Mike McCormack on yesterday's Mind Over Matters (on KEXP 90.3 FM Seattle) had an interview with Naomi Klein. She's promoting her latest book The Shock Doctrine. Fantastic interview. Klein's intellect and ability to tie together a narrative is a laser beam of rationality. I haven't heard such a succinct description of our current challenges any where else.

Any way...

The solution the crony capitalists have for every problem is always the same: cut taxes, more privatization.

Hearing the testimony of both the panelists and (we the) public, something weird struck me: Every station, every local environment, ever community has its own unique challenges.

We can argue about causes, viability, how we got to this point, whatever.

But the proposed solution is always the same: further media consolidation.

It reminds me a lot of the election issues I work on. Initially, when I was just starting out, I wanted a federal solution, to compel all these county and state election authorities to clean up their nests. My initial impulse was ignorant and misguided. So it is with federal efforts to consolidate the media.

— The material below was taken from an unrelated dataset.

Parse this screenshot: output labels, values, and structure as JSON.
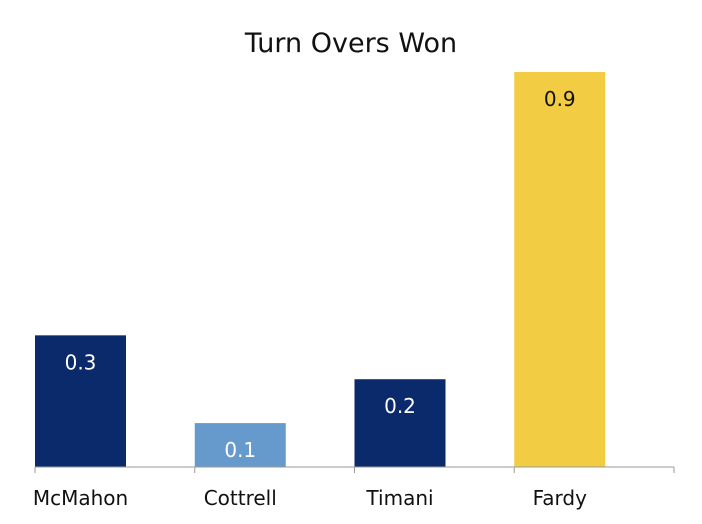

What we need, an it's supposedly a very conservative position, is more local control, more autonomy, and more stakeholders at the table. Because there is no set of rules, algorithm, guidelines, regulations, or whatever which can take into account the diversity of contexts and needs, that can completely remove the need for human judgment in the decision making process.

To perserve and enhance "localism", we need rules to decide HOW to make our local choices, not rules to decide WHAT are choices may be. We need to focus on structures and processes (aka "democracy"), not on outcomes. If the infrastructure for governance is in place and enforced, I believe the best outcomes will result.